Same here. One advantage of being a total dork was that attracting members of the opposite sex was harder doing the younger years. So put me in the "none that I know of" category too.

travelmama
10-27-09, 11:18 AM
no, very sure i never have as usually i was on the receiving end, of course i probably did some things when i was younger that dismayed my mom - but other than that - no.

+1

Ka_Jun
10-27-09, 02:09 PM
I don't know if your asking this of all who replied or a specific member, but I'm going to answer anyways.
I know because the girl in question tried to kill herself three times, and it made me physically ill to hear about it from her parents, I visited her in the hospital (her parents and doctor told me it would be good for her) I cried, she cried, but in the end I had to leave her there, alone and crying, it was horrible and one of the hardest things I ever had to do as I did love her, but not enough to forgive her cheating on me, I heared from her parents that the moment I left she drank a half quart of some kind of cleaning fluid she snatched out of the cleaning ladies cart, she lived, but I never saw her or had contact with her or her parents after that day.

No, not asking it of any specific member, just an open question. Everyone has had their heart broken, so I would assume, I thought it would be interesting to see if anyone has any awareness of doing it to someone else.
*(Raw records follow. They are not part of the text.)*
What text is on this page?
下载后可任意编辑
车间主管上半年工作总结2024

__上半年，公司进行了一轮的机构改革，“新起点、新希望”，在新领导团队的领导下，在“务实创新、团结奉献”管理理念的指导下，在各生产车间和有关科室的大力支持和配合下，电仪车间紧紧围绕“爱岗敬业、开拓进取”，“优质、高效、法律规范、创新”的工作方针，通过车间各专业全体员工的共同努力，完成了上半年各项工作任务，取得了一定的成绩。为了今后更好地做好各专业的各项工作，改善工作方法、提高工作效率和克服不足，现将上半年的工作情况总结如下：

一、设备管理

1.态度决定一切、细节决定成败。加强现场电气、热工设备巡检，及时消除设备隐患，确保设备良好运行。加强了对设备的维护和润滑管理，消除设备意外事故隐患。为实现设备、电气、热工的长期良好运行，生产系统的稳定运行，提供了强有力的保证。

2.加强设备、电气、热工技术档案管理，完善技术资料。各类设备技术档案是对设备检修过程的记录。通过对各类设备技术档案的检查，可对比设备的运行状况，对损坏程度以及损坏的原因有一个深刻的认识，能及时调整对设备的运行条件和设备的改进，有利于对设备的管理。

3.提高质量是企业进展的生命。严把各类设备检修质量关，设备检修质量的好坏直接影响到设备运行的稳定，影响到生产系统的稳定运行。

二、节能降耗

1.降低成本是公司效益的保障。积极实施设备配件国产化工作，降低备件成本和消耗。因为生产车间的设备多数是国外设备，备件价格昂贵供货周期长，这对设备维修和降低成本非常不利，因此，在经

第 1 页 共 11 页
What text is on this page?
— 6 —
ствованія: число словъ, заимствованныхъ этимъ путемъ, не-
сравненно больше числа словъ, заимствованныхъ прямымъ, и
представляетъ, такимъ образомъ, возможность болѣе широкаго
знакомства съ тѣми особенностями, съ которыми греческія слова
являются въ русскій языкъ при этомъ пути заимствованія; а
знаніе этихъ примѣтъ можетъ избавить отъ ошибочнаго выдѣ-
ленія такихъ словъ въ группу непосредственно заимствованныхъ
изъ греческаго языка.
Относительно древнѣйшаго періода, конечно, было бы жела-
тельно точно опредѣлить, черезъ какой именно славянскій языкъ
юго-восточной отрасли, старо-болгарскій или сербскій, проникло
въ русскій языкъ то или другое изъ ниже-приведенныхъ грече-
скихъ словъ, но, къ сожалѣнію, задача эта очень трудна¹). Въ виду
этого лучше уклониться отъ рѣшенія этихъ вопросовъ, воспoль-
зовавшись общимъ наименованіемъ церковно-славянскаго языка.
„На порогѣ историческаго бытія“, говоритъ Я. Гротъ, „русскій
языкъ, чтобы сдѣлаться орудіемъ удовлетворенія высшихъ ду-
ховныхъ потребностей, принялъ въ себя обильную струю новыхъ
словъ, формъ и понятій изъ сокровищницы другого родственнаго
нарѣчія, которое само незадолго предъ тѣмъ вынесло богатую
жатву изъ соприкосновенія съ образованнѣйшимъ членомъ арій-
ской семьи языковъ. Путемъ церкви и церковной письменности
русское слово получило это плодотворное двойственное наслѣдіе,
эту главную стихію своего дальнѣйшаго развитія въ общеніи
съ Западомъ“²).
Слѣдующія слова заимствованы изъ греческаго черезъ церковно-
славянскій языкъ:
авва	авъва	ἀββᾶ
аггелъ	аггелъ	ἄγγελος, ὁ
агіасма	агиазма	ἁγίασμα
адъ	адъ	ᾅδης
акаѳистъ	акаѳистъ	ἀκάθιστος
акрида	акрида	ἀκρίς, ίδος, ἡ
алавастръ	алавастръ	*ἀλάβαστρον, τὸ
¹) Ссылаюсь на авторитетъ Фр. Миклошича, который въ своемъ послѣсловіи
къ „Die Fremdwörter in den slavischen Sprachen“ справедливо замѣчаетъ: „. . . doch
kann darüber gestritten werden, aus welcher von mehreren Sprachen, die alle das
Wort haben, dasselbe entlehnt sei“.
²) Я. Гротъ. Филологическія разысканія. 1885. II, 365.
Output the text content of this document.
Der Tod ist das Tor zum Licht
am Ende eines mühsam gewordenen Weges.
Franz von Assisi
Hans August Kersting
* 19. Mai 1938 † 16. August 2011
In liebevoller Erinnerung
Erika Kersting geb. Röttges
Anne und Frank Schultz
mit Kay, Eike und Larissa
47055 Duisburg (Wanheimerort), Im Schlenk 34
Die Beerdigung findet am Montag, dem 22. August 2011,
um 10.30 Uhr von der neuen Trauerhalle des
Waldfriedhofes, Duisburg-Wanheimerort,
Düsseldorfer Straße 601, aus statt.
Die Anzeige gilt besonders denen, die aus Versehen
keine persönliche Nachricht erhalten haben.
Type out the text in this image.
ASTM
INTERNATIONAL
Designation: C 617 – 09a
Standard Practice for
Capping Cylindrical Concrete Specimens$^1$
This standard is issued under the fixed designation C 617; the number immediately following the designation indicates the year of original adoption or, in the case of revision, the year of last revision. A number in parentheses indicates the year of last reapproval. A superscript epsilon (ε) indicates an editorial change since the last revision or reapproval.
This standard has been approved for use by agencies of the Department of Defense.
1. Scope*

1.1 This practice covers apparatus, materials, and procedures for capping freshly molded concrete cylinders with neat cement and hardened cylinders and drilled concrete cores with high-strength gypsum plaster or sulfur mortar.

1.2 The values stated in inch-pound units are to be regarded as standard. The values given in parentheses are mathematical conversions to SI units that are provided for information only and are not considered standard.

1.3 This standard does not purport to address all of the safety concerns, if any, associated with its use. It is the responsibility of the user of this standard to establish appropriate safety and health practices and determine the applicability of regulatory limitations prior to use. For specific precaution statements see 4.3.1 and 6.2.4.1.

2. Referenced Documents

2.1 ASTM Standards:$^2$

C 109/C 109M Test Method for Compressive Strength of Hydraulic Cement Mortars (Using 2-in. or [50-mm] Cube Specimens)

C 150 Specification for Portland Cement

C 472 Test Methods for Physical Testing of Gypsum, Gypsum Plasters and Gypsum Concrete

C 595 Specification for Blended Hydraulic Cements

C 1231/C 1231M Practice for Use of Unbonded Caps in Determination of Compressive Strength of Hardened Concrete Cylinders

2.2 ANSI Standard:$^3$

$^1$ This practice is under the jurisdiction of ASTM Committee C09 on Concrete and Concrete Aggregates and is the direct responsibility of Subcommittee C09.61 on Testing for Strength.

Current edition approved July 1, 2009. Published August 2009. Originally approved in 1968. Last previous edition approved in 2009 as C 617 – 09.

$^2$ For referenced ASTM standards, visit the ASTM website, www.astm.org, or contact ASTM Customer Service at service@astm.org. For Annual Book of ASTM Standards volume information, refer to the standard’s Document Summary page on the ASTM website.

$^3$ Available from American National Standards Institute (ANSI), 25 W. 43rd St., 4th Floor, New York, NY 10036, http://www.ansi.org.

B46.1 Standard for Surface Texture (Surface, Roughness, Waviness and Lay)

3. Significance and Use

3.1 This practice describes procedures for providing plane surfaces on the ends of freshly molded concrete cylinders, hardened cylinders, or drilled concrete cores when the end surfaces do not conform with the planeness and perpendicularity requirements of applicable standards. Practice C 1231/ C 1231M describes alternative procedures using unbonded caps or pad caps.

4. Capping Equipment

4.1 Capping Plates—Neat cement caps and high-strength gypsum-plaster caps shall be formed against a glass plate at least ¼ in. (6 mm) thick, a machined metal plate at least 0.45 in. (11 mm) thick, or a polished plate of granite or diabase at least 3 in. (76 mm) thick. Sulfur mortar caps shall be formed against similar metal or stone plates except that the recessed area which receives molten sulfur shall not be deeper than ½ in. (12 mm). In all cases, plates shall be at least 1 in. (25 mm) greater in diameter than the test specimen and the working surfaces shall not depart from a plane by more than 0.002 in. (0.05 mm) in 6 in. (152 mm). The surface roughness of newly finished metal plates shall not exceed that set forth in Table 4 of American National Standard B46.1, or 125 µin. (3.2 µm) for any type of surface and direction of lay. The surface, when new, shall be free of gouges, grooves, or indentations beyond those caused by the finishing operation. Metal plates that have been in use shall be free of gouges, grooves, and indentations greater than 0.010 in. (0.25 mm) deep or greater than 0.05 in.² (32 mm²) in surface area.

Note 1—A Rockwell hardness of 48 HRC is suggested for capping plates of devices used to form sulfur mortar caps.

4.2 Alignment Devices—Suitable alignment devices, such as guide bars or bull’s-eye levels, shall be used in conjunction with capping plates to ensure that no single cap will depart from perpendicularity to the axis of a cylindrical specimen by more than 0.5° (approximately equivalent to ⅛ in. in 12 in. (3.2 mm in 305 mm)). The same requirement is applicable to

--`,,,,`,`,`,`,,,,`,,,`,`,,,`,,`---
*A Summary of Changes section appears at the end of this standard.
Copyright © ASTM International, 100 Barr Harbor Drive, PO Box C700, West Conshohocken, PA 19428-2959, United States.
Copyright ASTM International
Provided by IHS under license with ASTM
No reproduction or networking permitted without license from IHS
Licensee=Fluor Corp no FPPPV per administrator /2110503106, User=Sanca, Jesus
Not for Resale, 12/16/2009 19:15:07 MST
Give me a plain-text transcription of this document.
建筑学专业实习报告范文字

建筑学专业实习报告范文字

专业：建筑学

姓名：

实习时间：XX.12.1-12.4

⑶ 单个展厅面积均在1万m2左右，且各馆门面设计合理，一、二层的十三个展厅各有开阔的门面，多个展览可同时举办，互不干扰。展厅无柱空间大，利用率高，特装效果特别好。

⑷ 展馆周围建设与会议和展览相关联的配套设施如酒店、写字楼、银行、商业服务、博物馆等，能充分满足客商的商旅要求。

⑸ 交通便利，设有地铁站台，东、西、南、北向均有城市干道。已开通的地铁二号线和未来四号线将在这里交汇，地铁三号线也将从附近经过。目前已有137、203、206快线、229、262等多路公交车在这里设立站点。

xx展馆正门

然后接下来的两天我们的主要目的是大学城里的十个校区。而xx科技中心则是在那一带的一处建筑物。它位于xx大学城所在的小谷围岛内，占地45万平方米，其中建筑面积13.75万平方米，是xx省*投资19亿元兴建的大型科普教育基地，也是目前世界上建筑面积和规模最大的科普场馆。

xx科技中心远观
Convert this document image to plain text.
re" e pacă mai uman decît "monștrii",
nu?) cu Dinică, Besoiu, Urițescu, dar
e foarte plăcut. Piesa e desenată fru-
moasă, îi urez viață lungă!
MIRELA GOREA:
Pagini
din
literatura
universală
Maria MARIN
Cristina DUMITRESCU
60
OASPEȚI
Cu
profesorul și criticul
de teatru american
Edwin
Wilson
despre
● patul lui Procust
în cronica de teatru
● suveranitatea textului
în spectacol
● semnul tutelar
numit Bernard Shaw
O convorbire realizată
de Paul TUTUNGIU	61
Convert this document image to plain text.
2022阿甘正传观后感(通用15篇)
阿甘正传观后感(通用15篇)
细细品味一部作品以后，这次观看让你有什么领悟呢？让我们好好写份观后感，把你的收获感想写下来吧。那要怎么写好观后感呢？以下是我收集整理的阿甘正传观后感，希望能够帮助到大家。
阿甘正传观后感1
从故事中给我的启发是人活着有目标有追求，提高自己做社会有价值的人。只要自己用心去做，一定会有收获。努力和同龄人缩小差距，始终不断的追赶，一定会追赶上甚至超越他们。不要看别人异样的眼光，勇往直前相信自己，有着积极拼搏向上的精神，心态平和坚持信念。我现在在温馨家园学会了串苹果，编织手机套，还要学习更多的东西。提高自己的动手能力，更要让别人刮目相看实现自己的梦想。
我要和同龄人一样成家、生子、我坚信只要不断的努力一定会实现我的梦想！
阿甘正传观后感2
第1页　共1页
Someone on the ultra narcissistic tip would likely be unaware they had done it, or frankly, not care. For those who have a conscience, I was wondering what it felt like.

Personally, I'm not aware of doing it to anyone else. Sure, there have been unrequited feelings, but as far as I know, I've never broken someone's heart. Hurt feelings, sure.

jsharr
10-27-09, 02:36 PM
They are so soft and squishy I can never get them to break, no matter how hard I throw them. Sternums on the other hand, they break.

coffeecake
10-27-09, 02:47 PM
It's a juicy and satisfying noise too, similar to smashing other people's dreams.

MrCrassic
10-27-09, 03:09 PM
Unfortunately a few times- it never feels good. Fortunately I have been able to remain good friends with a few of my ex's though.

Did the transition from "significant other" to friends take a while? Or was it agreed upon right upon termination?